How would I go about calculating $$\lim_{n\to\infty}\frac{\left(1 + \frac11\right)^1 + \left(1 + \frac12\right)^2 + \left(1 + \frac13\right)^3 + \cdots + \left(1 + \frac1n\right)^n}n$$ and $$\lim_{n\to\infty} \frac n{\left(1 + \frac11\right)^1 + \left(1 + \frac12\right)^2 + \left(1 + \frac13\right)^3 + \cdots + \left(1 + \frac1n\right)^n}$$
These limits have to do with $e$ but I don't know how to begin with them. Thanks for any help.
Since $\lim_{n \to \infty} \Bigl(1+\frac{1}{n}\Bigr)^n = e$, the upper limit is just $e$ also, and the lower limit, being its reciprocal, is $1/e$.

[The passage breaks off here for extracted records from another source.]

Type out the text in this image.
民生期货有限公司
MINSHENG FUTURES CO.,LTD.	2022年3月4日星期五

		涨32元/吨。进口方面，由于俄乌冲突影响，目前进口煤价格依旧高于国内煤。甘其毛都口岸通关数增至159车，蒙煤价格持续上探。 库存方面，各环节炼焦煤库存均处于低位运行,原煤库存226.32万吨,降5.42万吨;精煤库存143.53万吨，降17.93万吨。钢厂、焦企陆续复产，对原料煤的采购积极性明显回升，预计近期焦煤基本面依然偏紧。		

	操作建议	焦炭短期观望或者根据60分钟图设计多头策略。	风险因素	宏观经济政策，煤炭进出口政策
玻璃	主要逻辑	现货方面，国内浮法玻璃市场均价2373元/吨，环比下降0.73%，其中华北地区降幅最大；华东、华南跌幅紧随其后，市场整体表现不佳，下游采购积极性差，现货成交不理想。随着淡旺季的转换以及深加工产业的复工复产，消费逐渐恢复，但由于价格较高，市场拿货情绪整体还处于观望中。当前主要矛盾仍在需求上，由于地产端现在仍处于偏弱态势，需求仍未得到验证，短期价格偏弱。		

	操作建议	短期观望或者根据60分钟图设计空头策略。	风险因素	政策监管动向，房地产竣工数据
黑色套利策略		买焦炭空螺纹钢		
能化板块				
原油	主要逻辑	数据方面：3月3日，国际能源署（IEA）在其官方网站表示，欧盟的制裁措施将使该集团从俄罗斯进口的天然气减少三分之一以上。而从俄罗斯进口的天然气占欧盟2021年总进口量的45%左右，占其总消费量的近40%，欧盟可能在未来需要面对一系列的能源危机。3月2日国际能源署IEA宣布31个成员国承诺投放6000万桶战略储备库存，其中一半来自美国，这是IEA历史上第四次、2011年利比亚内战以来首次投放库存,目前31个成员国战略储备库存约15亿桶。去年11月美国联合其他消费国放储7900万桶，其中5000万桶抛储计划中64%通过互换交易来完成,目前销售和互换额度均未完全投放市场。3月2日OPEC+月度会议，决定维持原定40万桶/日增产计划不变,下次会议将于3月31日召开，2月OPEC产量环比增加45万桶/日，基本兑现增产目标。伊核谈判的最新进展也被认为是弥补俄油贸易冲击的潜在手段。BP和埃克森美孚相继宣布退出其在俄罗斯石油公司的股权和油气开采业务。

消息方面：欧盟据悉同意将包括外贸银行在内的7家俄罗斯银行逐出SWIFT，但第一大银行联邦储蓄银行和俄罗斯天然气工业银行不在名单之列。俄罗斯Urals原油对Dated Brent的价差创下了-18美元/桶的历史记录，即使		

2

Note that for any $\varepsilon > 0$, you can find an $N$ such that for all $k > N$, $\Bigl(1+\frac{1}{k}\Bigr)^k$ is within $\varepsilon/2$ of $e$. If the first $N$ terms have an average that differs from $e$ by $m\varepsilon$, for some $m$, then you can simply tack on another $2mN$ terms to get the average within $\varepsilon$ of $e$. This establishes that the limit of the average is $e$, also.
The foregoing is by no means a rigorous demonstration, but perhaps you will find it convincing enough.